Nascido e criado no Sol Nascente, Webert da Cruz se interessou pela fotografia desde os 11 anos, quando se aventurava com autorretratos tirados de uma velha câmera do pai caminhoneiro. Aos 17 anos, começou a tirar fotos para a revista Viração, periódico construído e voltado para jovens de todo o país. A câmera utilizada era outra, comprada com o salário que ganhava como jovem aprendiz. “Foi aí que comecei a entender a importância de construir novos olhares sobre a realidade que me cerca”, destaca Webert.

Hoje, com 27 anos, formado em jornalismo pela Universidade Católica e pela “rua”, como gosta de ressaltar, o fotógrafo se interessa pelas vivências culturais e pela questão LGBTQIA+ nas periferias. “A partir das fotografias, percebi que aquilo ia além do registro. É uma ferramenta de construção de novas narrativas, memórias e resistências. É revolucionário um jovem da quebrada ter uma câmera em mãos e registrar o lugar onde vive”, avalia.

Moradora da Estrutural, Késsya Souza ambiciona o belo, em detrimento do estigma negativo que a cidade carrega. Ela sabe que ali existe a miséria e a violência, mas desempenha o trabalho de mostrar que a sua quebrada não é só isso. “A fotografia é muito voltada para a estética perfeita, o que distancia as periferias da arte. Quando a fotografia chega a esses lugares, podemos mudar isso e mostrar beleza. Cadê as coisas positivas que ninguém quer ver?”, questiona.

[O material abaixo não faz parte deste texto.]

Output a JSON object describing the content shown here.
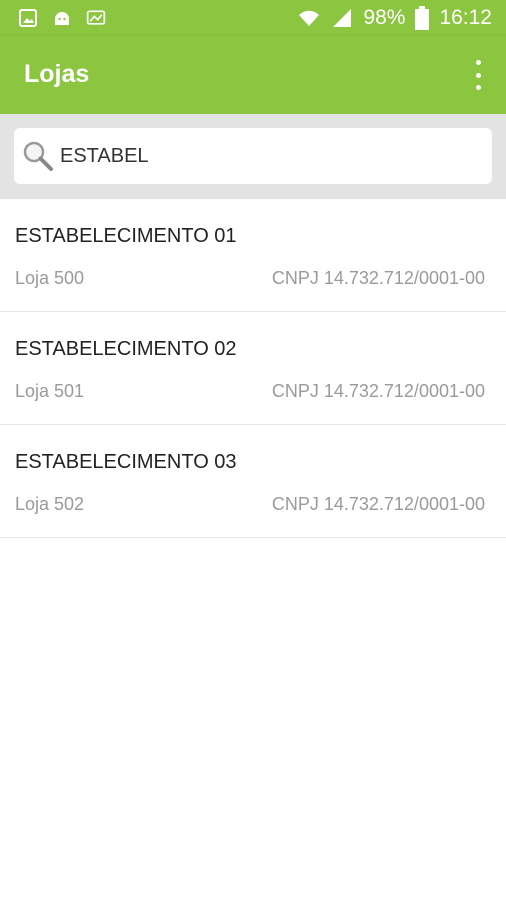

Késsya gosta de fotografia desde sempre. A primeira referência foi o tio fotógrafo, que sempre fez questão de registrar os encontros de família, que ocorriam anualmente no interior do Tocantins. Depois de se formar em serviço social, ela decidiu se dedicar completamente ao ofício, função que utiliza para registrar Santa Luzia, bairro da Estrutural que se tornou um aglomerado de loteamentos irregulares na cidade.

Sensibilidade

A paixão de Ester Cruz pela fotografia começou aos 15 anos, em uma oficina do projeto Jovem de expressão, em Ceilândia. Mais tarde, foi percebendo sua afinidade em fotografar as pessoas que a cercam, trazendo sensibilidade para cenários carregados de estereótipos. “Quando trato uma foto no Photoshop, faço questão de não alterar as cores das peles e as cicatrizes que as pessoas têm no corpo”, ressalta Ester, que é tecnóloga em fotografia pelo Centro Universitário Iesb.

Foi com um professor do ensino médio, que era fotógrafo, que Ester descobriu novas formas de enxergar Ceilândia. O primeiro projeto profissional, e que tem bastante carinho em lembrar, foi o Deus é negra, que buscava ressignificar a imagem física que temos de Deus e exaltar a imagem da mulher negra.

Ester, Webert e Késsya têm trabalhos expostos no festival Foto de quebrada (fotodequebrada.com.br), que estão submetidos à votação popular. Os autores das três fotos mais votadas receberão prêmios em dinheiro. Além da exposição, a iniciativa também oferece debates e oficinas sobre a fotografia nas periferias, com participação de grandes nomes da arte atualmente.